We’ve seen several worrying signs regarding global economic growth as we enter the last quarter of 2015.
First, capital flows are changing.
Money is expected to flee from emerging economies, as the liftoff in interest rates by the US Federal Reserve is around the corner.
Many emerging countries have spent too much amid massive inflows of low-cost US dollars.
Some emerging economies are likely to suffer from an economic recession or even financial crisis within six to 12 months when these US dollars leave.
The United States may not be immune from the effects of struggling emerging markets.
It could face sliding economic growth as well as a significant drop in equities.
And things may get worse if a hard landing happens in China.
The whole world might fall into an economic panic.
For emerging markets,depreciation of the local currency and falling prices of domestic assets are the two major risks.
Some economies with good fundamentals will be able to contain these risks and roll out measures to stabilize the prices of property and stocks.
These countries will also be able to stem further capital outflow.
China is clearly one of these countries.
Second, apart from the issues in emerging economies, Europe might face an even greater risk.
The refugee issue has exposed internal problems inside Germany, and German Chancellor Angela Merkel’s open-door policy is now under huge pressure with the massive influx of refugees.
Volkswagen AG’s admission that it sold diesel cars designed to fool emissions tests may have a negative impact on other German car brands, like BMW.
That would take a toll on German’s economy, as the automotive sector contributes nearly 20 percent of the economy.
The open-door policy is linked with Germany’s shortage of technical talent and workers.
Merkel may be seeking high-quality workers, like technical staff from Syria, to help mitigate her country’s labor shortage.
Third, the timing of the Fed liftoff will be significant.
We’ve seen the US government adopt economic policy and financial measures to boost its own economy.
Peter Drucker, the legendary US management consultant, said a company has to deal with its social impact and assume social responsibility in order to seek growth.
It’s the same for a country, which has to handle its impact on the global community as well as shoulder its due responsibility.

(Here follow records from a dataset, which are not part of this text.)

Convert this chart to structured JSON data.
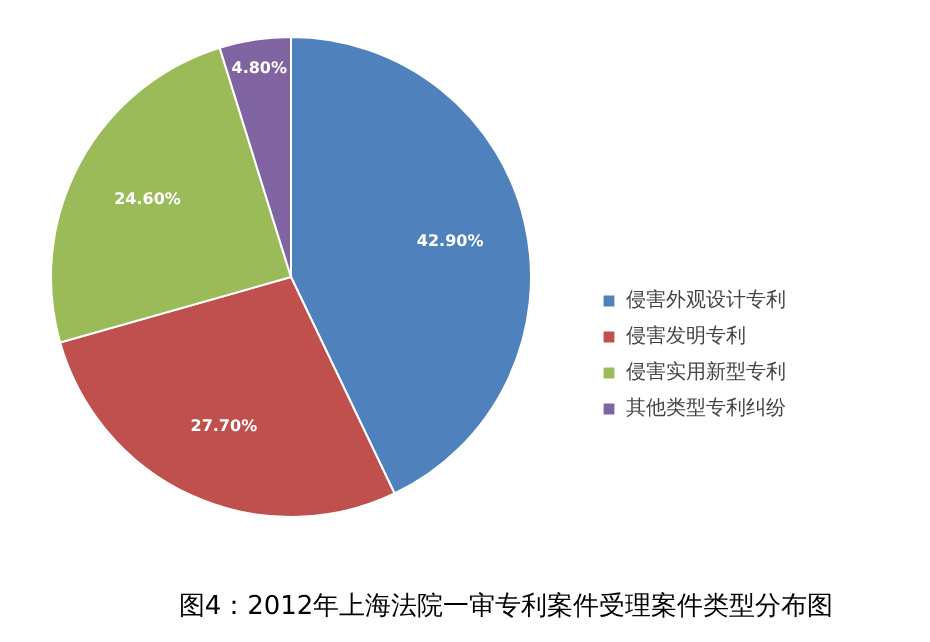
{
  "chart_data": {
    "type": "pie",
    "title": "图4：2012年上海法院一审专利案件受理案件类型分布图",
    "categories": [
      "侵害外观设计专利",
      "侵害发明专利",
      "侵害实用新型专利",
      "其他类型专利纠纷"
    ],
    "values": [
      42.9,
      27.7,
      24.6,
      4.8
    ],
    "colors": [
      "#4f81bd",
      "#c0504d",
      "#9bbb59",
      "#8064a2"
    ],
    "value_labels": [
      "42.90%",
      "27.70%",
      "24.60%",
      "4.80%"
    ],
    "legend": "right"
  }
}
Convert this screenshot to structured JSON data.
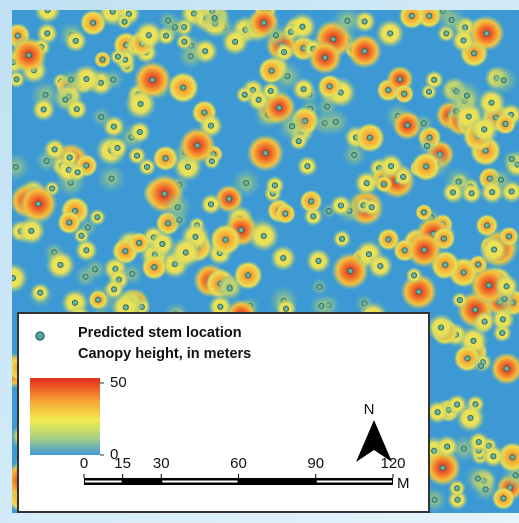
{
  "legend": {
    "stem_label": "Predicted stem location",
    "canopy_label": "Canopy height, in meters",
    "colorbar": {
      "ticks": [
        0,
        50
      ]
    }
  },
  "north_label": "N",
  "scalebar": {
    "ticks": [
      0,
      15,
      30,
      60,
      90,
      120
    ],
    "unit": "M"
  }
}
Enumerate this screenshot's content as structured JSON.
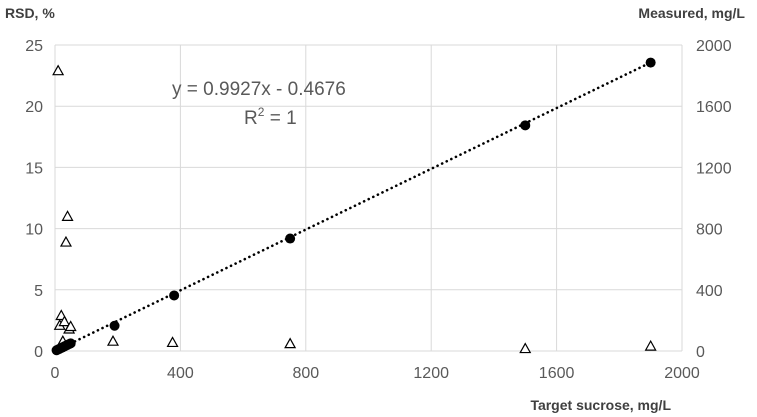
{
  "chart_data": {
    "type": "scatter",
    "x_label": "Target sucrose, mg/L",
    "y_left_label": "RSD, %",
    "y_right_label": "Measured, mg/L",
    "x_ticks": [
      "0",
      "400",
      "800",
      "1200",
      "1600",
      "2000"
    ],
    "y_left_ticks": [
      "0",
      "5",
      "10",
      "15",
      "20",
      "25"
    ],
    "y_right_ticks": [
      "0",
      "400",
      "800",
      "1200",
      "1600",
      "2000"
    ],
    "xlim": [
      0,
      2000
    ],
    "ylim_left": [
      0,
      25
    ],
    "ylim_right": [
      0,
      2000
    ],
    "grid": true,
    "series": [
      {
        "axis": "left",
        "marker": "triangle-open",
        "x": [
          10,
          15,
          20,
          25,
          30,
          35,
          40,
          45,
          50,
          185,
          375,
          750,
          1500,
          1900
        ],
        "y": [
          22.9,
          2.1,
          2.9,
          0.8,
          2.4,
          8.9,
          11.0,
          1.8,
          2.0,
          0.8,
          0.7,
          0.6,
          0.2,
          0.4
        ]
      },
      {
        "axis": "right",
        "marker": "circle-filled",
        "x": [
          5,
          10,
          15,
          20,
          25,
          30,
          35,
          40,
          45,
          50,
          190,
          380,
          750,
          1500,
          1900
        ],
        "y": [
          5,
          10,
          15,
          20,
          25,
          30,
          35,
          40,
          45,
          50,
          165,
          363,
          735,
          1475,
          1885
        ]
      }
    ],
    "trendline": {
      "axis": "right",
      "style": "dotted",
      "slope": 0.9927,
      "intercept": -0.4676,
      "x_range": [
        5,
        1900
      ]
    },
    "annotations": {
      "equation": "y = 0.9927x - 0.4676",
      "r2_base": "R",
      "r2_exp": "2",
      "r2_rest": " = 1"
    }
  }
}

Fourth, there is a risk of a further slowdown in economic growth in China.
The International Monetary Fund estimated China’s growth at 6.8 percent this year and 6.3 percent next year.
That puts in question Beijing’s promise to maintain 7 percent growth this year.
China’s stock market has settled down from a period of turmoil.
Economic restructuring is the top priority.
I believe that whether China is able to stem its economic slide largely depends on the growth momentum at the local level.
For example, many companies are considering relocating their headquarters away from Beijing because of its traffic jams and air pollution.
The capital city has yet to find a new growth engine.
Consumer and housing prices in Shanghai are too expensive for many companies.
Shanghai has relied on trade in the past, and its development as a financial center still faces various restrictions.
Guangzhou, as a relatively conservative city, has yet to form a large-scale innovation economy.
Zhujiang New Town, the country’s second-largest central business district (CBD), is home to leading companies and financial institutions within the city.
By contrast, Shenzhen has the greatest potential growth momentum in the next five to 10 years.
Its special zone in Qianhai can leverage the city’s proximity to Hong Kong.
Shenzhen’s residents and entrepreneurs are more open and aggressive, and they are more willing to accept new ideas.
However, many Chinese cities still depend on a property-driven growth model, which is unsustainable in the long run.
This article appeared in the Hong Kong Economic Journal on Oct. 13.